The smell alone makes me want to puke. The taste, despite the sweetness and irony, makes it even worse. But I hold it in. Not sure I have anything else to let go, anyway. I swallow the paste in disgust and wait. Soon, the colors start to change. Of everything, even Shifu. The world moves in patterns, so slow and funny. Yes, slow, funny, bright. The colors shine like the wings of the most wonderful butterfly. In a deep buffalo voice, Shifu tells me I need to strip up. I thought he wanted me to undress. I try to take my top off, and he holds me.

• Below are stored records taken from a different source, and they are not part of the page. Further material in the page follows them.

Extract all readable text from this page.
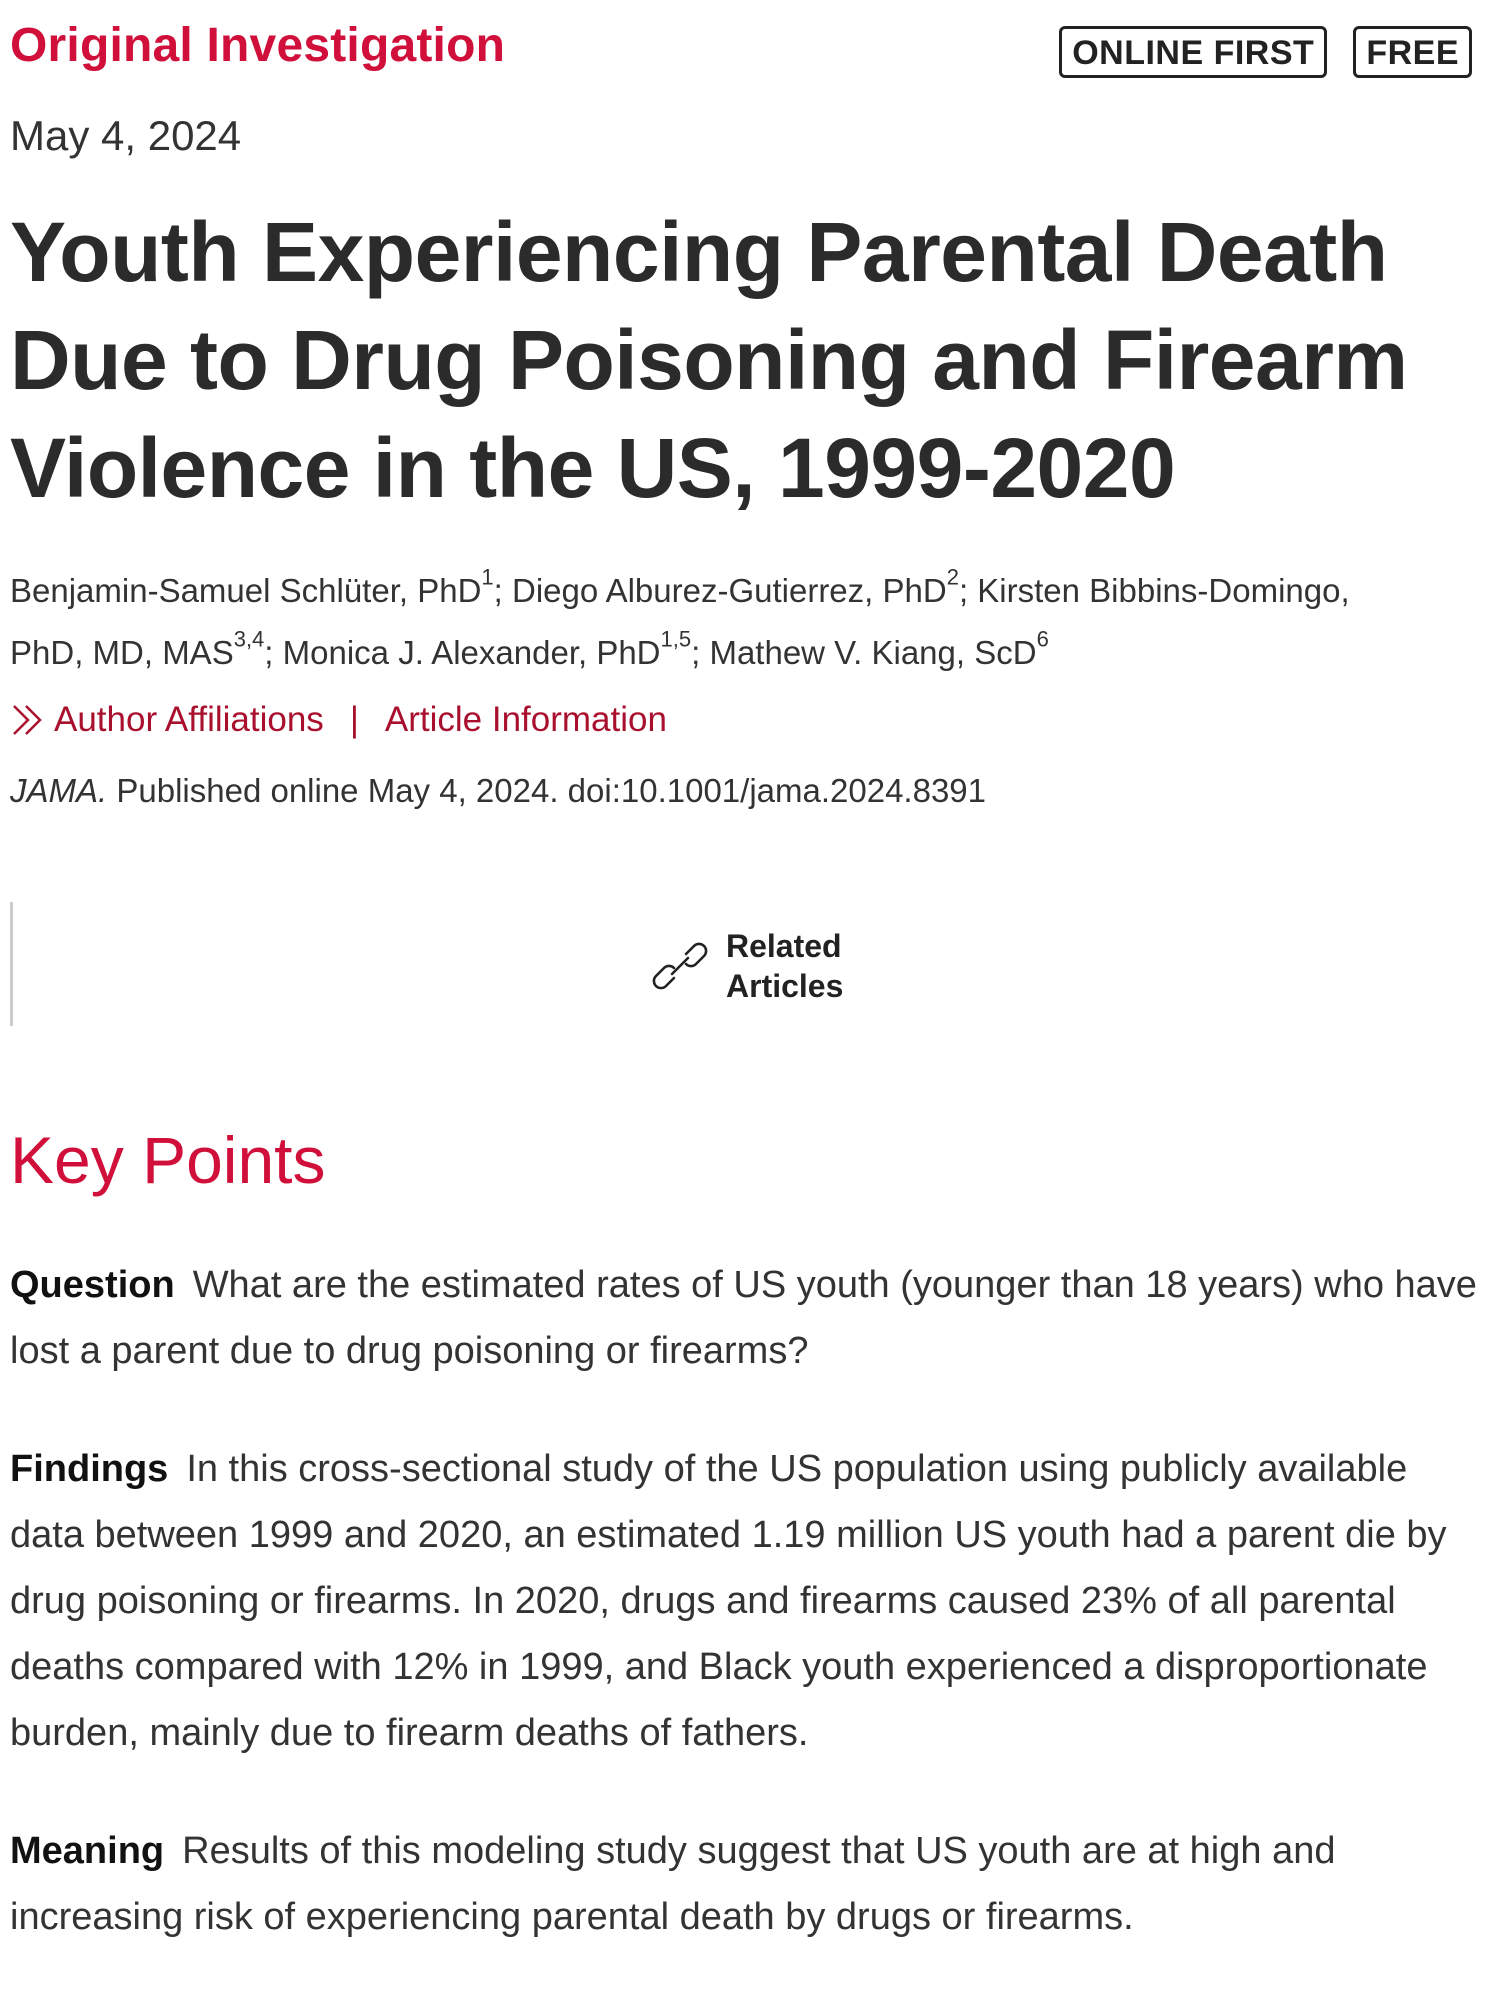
Original Investigation	ONLINE FIRST	FREE
May 4, 2024
Youth Experiencing Parental Death Due to Drug Poisoning and Firearm Violence in the US, 1999-2020
Benjamin-Samuel Schlüter, PhD$^1$; Diego Alburez-Gutierrez, PhD$^2$; Kirsten Bibbins-Domingo, PhD, MD, MAS$^{3,4}$; Monica J. Alexander, PhD$^{1,5}$; Mathew V. Kiang, ScD$^6$
Author Affiliations | Article Information
JAMA. Published online May 4, 2024. doi:10.1001/jama.2024.8391
Related Articles
Key Points

Question What are the estimated rates of US youth (younger than 18 years) who have lost a parent due to drug poisoning or firearms?

Findings In this cross-sectional study of the US population using publicly available data between 1999 and 2020, an estimated 1.19 million US youth had a parent die by drug poisoning or firearms. In 2020, drugs and firearms caused 23% of all parental deaths compared with 12% in 1999, and Black youth experienced a disproportionate burden, mainly due to firearm deaths of fathers.

Meaning Results of this modeling study suggest that US youth are at high and increasing risk of experiencing parental death by drugs or firearms.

“No, stand up!” Hahaha! I think he finds it funny too. Master turns pink when he’s laughing. A pink old man with a flute. Outside, our tea leaves fly in the same direction that the spirits rise from the waters of Wudang. Leaf by leaf, scale by scale, the fog gains a green armor, and with the newborn bodies, they sing and dance. Baby dragons. So cute! They swirl in happiness and disappear into the clouds and toward the east. I want to cry. Shifu asks, still in his buffalo voice, if it’s hurting still. What is he talking about? Oh, the pain, the demon bees inside my head. “It’s not, Shifu, it no longer hurts.” Wait. I can feel it stinging in the back of my eyes. Vaguely throbbing. Lightly squeezing. I think my agony is blue. Used to be yellow, like ginkgo trees in the fall—if ginkgo trees tried to kill you. Now it’s blue and distant. Like the sky. Between me and him, the Dao. I can see it emanating from my pores, light of every color one can dream. I wish Shifu could see it. But he is too busy making buffalo sounds. Because it’s beautiful, and so, so funny!
4. Daoism is full of allegories, and this is one of the unescapable ones. Full of meaning and nuance. Layers upon layers. For a deeper read, try the chapter “The Dream of the Butterfly” in Hans-Georg Moeller’s book Daoism Explained.